We have to define in reverse order to in the paper, so that the correct definitions are set up in the correct order. }

 # We can be a bit more concise than Haskell here, as we don't have to
 # distinguish between "+" the string and "+" the operator, as Everything Is
 # A String!
 def addop [[symb +] ++ [symb -]] ;# addop ::= + | -
 def mulop [[symb *] ++ [symb /]] ;# mulop ::= * | /
 # Likewise, we don't have to convert between char and int here...
 # digit ::= 0 | 1 | ... | 9
 def digit [Parser do {
     x <- token [sat isDigit];
     Parser ret $x
 }]
 # Extend the parser to deal with multiple digit numbers...
 # number ::= digit +
 def number [[many1 digit] >>= [lambda ds { Parser ret [join $ds ""] }]]
 # factor ::= number | ( Expr )
 def factor [number +++ [Parser do {
     symb "(";
     n <- Expr;
     symb ")";
     Parser ret $n
 }]]
 # term ::= term mulop factor | factor
 def term [chainl1 factor mulop]
 # Expr ::= Expr addop term | term
 def Expr [chainl1 term addop]

 # Some helpers:
 foreach op {+ - * /} { proc $op {a b} [format {expr {$a %s $b}} $op] }
 proc isDigit d { regexp {\d} $d }

 # And now a little test:
 puts " 1 - 2 * 3 + 4 = [apply Expr { 1 - 2 * 3 + 4 }]"
 puts "12 * 52 / 64 = [apply Expr {12 * 52 / 64 }]"
 puts "time = [time { apply Expr {12 * 52 / 64 } } 20]"

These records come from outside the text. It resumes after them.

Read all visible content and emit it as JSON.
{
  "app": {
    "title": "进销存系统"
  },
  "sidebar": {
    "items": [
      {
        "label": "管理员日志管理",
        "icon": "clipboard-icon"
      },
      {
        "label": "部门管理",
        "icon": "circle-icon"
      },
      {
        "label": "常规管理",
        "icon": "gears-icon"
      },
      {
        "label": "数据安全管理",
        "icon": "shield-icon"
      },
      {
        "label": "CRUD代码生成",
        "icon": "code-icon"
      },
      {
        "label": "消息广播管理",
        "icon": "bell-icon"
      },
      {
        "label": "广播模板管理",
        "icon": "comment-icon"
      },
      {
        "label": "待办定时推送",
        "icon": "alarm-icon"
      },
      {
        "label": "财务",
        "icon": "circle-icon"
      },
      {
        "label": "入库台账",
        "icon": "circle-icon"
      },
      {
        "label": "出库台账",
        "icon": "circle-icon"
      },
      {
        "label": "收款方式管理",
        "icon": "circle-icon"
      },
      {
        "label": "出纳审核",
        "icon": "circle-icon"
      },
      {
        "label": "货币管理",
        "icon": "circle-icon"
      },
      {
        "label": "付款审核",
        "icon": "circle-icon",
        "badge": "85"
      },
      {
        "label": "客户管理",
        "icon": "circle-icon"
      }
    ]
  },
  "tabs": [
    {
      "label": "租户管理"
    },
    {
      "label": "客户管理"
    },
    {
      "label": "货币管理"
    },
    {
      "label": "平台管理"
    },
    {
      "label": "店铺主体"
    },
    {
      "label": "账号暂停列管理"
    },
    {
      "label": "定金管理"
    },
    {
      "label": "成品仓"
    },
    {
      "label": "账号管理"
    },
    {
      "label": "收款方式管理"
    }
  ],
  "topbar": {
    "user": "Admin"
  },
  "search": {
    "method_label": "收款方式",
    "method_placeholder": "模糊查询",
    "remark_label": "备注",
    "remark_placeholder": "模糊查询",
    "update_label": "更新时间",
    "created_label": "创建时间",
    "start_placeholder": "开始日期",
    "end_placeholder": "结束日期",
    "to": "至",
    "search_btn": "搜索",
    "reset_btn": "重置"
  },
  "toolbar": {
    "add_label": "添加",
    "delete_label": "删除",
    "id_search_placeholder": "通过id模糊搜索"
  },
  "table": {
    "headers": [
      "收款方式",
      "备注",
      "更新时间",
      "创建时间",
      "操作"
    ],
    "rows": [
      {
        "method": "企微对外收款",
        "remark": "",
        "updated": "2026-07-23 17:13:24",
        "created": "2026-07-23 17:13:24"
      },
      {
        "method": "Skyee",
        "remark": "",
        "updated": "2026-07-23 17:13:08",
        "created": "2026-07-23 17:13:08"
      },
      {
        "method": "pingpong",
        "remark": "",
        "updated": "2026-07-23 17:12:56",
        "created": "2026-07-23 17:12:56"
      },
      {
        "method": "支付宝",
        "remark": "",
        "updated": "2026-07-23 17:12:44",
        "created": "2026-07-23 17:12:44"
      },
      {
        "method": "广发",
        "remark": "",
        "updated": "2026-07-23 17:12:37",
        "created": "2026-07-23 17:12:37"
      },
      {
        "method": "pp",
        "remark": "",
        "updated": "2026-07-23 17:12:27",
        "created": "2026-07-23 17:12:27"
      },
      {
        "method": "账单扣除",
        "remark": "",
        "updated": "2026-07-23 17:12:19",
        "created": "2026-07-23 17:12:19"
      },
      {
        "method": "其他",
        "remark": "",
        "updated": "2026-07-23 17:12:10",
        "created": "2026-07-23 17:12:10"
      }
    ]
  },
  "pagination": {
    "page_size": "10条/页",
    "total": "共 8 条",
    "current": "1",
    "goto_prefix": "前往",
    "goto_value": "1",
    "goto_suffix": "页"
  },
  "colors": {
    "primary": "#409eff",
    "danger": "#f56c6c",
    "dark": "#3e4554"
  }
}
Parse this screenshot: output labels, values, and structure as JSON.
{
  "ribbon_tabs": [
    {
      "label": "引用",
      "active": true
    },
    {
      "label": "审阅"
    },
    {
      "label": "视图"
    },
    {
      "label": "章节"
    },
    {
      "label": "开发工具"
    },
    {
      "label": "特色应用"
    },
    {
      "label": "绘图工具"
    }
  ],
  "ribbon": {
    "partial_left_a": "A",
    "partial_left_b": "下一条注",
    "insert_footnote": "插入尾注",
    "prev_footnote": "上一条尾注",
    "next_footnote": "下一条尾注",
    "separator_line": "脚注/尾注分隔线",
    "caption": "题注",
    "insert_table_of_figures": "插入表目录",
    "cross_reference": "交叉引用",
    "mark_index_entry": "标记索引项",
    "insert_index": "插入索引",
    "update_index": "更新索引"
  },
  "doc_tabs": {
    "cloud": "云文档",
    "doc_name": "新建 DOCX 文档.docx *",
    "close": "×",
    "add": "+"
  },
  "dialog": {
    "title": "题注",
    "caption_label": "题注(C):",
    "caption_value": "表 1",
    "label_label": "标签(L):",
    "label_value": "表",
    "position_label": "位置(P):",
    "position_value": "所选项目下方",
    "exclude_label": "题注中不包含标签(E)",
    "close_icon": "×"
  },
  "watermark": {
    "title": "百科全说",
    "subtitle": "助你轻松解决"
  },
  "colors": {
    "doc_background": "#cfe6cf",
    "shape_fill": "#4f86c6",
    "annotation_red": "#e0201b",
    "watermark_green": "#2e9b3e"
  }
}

comment { To me, this is what parsing should be like: elegant and straight-forward (once the infrastructure is in place). It'll take quite a bit of work to get it up to "industrial-strength" (like the Parsec library [L3 ] for Haskell). For instance, it takes 450592 microseconds per iteration for that last test on my iBook 800MHz G4! Most of that is due to the overhead of TOOT which involves lots of extra function calls and unknown-command trickery. It'd be an interesting project to see how far this could be taken from fun demo to a useful level of efficiency. }